Er ist derjenige, an dem sich die anderen Personen um ihn herum reiben. Sein Kollege Zipper nutzt seine Stellung gerne aus, um Frauen anzumachen oder den ungeliebten Hippies Drogen unterzuschieben. Der Coroner am Tatort will den toten Frank nur schnell „vom Tisch“ haben und hat kein Ohr für Johns Theorien. Auch der Ermittler Detective Pool spannt den Highway-Cop nur mit ein, weil er sich so einen schnellen Erfolg erhofft. Als der sich nicht einstellt, lässt er ihn wieder fallen. Er ist der Idealist in Uniform, der in den eigenen Reihen ob seiner ehernen Pflichterfüllung verachtet und von der Gegenkultur, eigentlich ohne Grund, geschmäht wird. Eigentlich scheint John auf verlorenen Posten, dennoch knickt er nicht ein.

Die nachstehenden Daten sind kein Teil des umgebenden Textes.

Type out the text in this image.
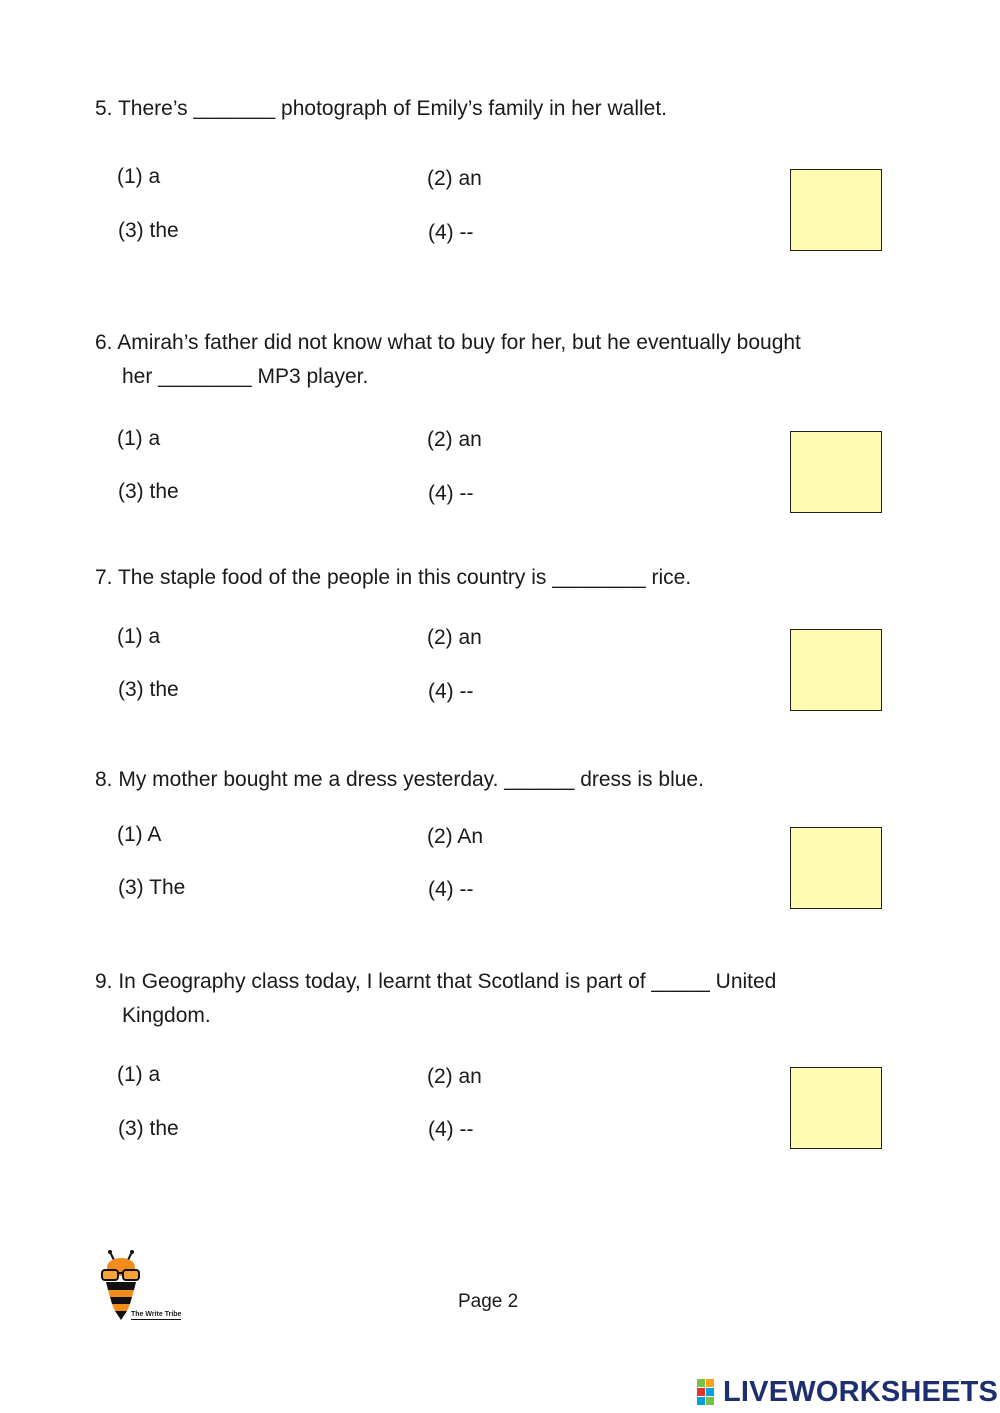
5. There’s _______ photograph of Emily’s family in her wallet.

(1) a	(2) an
(3) the	(4) --

6. Amirah’s father did not know what to buy for her, but he eventually bought
her ________ MP3 player.

(1) a	(2) an
(3) the	(4) --

7. The staple food of the people in this country is ________ rice.

(1) a	(2) an
(3) the	(4) --

8. My mother bought me a dress yesterday. ______ dress is blue.

(1) A	(2) An
(3) The	(4) --

9. In Geography class today, I learnt that Scotland is part of _____ United
Kingdom.

(1) a	(2) an
(3) the	(4) --
The Write Tribe
Page 2
LIVEWORKSHEETS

Es läuft nicht wirklich rund
Der Titel Electra Glide in Blue steht für das Dienstfahrzeug der Highway Patrol, der Harley Davidson Electra Glide. An einer Stelle im Film gibt John zu, dass er das Motorrad hasst, gleichbedeutend seinen Job. Er hat den Traum, eine Karriere hinzulegen, etwas zu bewirken. Dies wirkt zwar ein wenig spießig, aber doch ehrlich, sein Charakter dadurch sogar sympathisch. Doch durch die Zusammenarbeit mit Pool muss er einsehen, dass der Traum eigentlich nichts wert ist und sich nur das gleiche Spiel in einer höheren Gehaltsklasse wiederholen würde. Nur die Uniform, die die Projektionsfläche für allerlei Hass ist, unterscheidet sie. Hier setzt der Film am Ende noch einen obendrauf.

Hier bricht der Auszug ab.